Por Alessandro Vittorio Romano — Em uma estação em que as prioridades da saúde florescem como uma nova colheita, chega um sopro de esperança: a parceria entre Telethon e Regione Lombardia vai financiar 27 novos projetos de investigação sobre doenças raras, mobilizando 39 grupos de pesquisa em 9 regiões italianas com um total de €7 milhões.
Este é o primeiro round da segunda edição (2025-2027) do bando “multi-round” da Fondazione Telethon, e traz na sua raiz a ambição de transformar conhecimento básico em impacto tangível para o cuidado diário dos cidadãos. A chamada, que respira o desejo de aproximar a pesquisa translacional das necessidades reais do território, já aponta para frutos promissores: de 27 projetos aprovados, 16 são dedicados à pesquisa básica e 11 à pesquisa pré-clínica.

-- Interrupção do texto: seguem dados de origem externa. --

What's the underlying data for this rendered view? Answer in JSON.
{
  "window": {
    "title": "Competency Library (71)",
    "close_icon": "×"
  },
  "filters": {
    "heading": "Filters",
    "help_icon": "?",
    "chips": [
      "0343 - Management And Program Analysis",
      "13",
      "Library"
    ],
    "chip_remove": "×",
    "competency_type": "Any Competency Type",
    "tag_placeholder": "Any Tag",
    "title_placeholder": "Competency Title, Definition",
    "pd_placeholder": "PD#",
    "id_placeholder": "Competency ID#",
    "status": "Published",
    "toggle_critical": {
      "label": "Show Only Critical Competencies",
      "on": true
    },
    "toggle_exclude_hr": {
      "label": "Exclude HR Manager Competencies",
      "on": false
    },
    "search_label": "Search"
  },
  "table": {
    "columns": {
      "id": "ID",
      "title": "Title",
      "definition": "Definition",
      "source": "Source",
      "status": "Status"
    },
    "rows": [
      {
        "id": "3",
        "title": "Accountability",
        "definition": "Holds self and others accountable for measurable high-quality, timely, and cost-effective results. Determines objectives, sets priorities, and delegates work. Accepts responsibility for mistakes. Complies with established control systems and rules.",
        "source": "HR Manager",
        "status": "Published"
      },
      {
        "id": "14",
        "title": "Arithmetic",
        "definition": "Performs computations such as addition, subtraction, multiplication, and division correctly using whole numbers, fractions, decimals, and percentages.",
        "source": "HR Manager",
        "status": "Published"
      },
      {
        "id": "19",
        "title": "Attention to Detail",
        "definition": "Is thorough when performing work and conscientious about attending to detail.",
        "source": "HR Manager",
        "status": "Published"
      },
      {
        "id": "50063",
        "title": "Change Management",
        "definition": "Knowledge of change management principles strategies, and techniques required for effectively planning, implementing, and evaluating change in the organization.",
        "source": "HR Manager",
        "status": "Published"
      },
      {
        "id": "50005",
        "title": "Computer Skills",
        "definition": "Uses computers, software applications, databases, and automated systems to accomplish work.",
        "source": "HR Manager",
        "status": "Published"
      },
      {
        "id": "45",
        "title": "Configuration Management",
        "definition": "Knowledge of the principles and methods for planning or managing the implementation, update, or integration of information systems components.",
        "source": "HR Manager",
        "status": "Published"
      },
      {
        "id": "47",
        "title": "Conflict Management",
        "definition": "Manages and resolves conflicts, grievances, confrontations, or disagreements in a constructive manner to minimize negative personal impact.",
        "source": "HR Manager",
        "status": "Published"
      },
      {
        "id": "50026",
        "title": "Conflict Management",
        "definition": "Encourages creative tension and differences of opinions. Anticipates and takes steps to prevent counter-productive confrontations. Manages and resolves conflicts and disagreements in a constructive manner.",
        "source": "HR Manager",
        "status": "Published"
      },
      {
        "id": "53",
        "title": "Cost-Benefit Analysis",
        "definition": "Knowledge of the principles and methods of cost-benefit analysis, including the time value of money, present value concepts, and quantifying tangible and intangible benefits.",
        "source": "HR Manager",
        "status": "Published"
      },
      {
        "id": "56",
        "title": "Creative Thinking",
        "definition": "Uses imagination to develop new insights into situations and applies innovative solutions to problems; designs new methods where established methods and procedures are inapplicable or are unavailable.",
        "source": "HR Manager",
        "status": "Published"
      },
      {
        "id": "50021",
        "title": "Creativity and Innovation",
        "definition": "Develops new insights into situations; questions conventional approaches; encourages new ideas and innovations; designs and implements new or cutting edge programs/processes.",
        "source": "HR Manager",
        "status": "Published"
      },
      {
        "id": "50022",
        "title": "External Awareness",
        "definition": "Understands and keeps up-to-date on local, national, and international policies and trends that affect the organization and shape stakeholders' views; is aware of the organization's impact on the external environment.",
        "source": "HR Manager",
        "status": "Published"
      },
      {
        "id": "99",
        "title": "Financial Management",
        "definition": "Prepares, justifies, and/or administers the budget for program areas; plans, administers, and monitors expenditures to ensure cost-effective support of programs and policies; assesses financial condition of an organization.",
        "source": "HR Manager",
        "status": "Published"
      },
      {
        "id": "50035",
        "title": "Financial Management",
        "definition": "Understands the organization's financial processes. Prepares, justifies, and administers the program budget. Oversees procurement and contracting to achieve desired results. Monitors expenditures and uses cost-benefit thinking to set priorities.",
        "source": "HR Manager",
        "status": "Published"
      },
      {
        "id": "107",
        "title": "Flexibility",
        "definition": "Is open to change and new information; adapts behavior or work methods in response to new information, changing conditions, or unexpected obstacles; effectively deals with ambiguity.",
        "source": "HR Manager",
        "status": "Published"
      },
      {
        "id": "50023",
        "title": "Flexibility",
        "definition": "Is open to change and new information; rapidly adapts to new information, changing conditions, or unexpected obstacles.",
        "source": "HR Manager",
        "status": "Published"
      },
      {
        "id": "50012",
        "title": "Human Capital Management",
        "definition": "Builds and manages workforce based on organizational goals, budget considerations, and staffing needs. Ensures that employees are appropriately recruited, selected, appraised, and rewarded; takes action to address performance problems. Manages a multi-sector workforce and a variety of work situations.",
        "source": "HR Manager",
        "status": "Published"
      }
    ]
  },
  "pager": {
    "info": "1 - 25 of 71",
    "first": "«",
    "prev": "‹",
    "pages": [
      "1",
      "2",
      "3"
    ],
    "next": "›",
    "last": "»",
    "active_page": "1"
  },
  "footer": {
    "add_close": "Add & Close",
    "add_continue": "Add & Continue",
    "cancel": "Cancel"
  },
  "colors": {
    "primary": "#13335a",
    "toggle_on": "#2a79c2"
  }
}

Um elemento central deste ciclo é a colaboração com a Fondazione Regionale per la Ricerca Biomedica (FRRB), um organismo sem fins lucrativos criado em outubro de 2011 pela Regione Lombardia para estimular as ciências da vida no território. A FRRB alocou €2,2 milhões para apoiar 9 projetos lombardos — parte de um total de 17 iniciativas financiadas pelo edital na mesma região. Ou seja, 17 dos 27 projetos aprovados concentram-se na Lombardia, enquanto os demais se distribuem por outras oito regiões, compondo uma rede de pesquisa que pulsa em diferentes paisagens da Itália.
Falo como quem observa a respiração da cidade e escuta o tempo interno do corpo coletivo: esses investimentos não são apenas números. São sementes que prometem fortalecer o ecossistema sanitário local, encurtar distâncias entre bancada e leito hospitalar, e devolver ao paciente uma resposta mais próxima e humana. A FRRB, ao direcionar recursos regionais e europeus a projetos inovadores — tanto de base quanto translacionais — atua como solo fértil onde as ideias podem criar raízes e germinar em aplicações clínicas.
Os 39 grupos de investigação envolvidos trazem diferentes competências e olhares, compondo uma sinfonia de especialidades que pode acelerar descobertas e favorecer colaborações. Em linguagem menos técnica e mais sensorial, é como se diversas correntes de água se encontrassem para formar um rio com mais força, capaz de irrigar o campo do cuidado às doenças raras.
Este primeiro financiamento da segunda edição representa um passo concreto rumo a uma “colheita” de soluções que beneficiem pacientes, famílias e profissionais de saúde. A iniciativa reforça a visão de que a pesquisa deve ser um diálogo constante entre conhecimento e território, e que políticas públicas e fundações podem, juntas, cultivar inovação com impacto social.
Enquanto acompanho essas notícias, imagino o efeito calmante de um outono que organiza frutos: cada projeto é uma semente plantada para que um dia a paisagem do tratamento das doenças raras seja mais verde, mais acessível e mais humana. A jornada segue, e a expectativa é que os resultados desse investimento se traduzam, ao longo dos próximos anos, em avanços palpáveis para quem lida diariamente com a raridade e a fragilidade da saúde.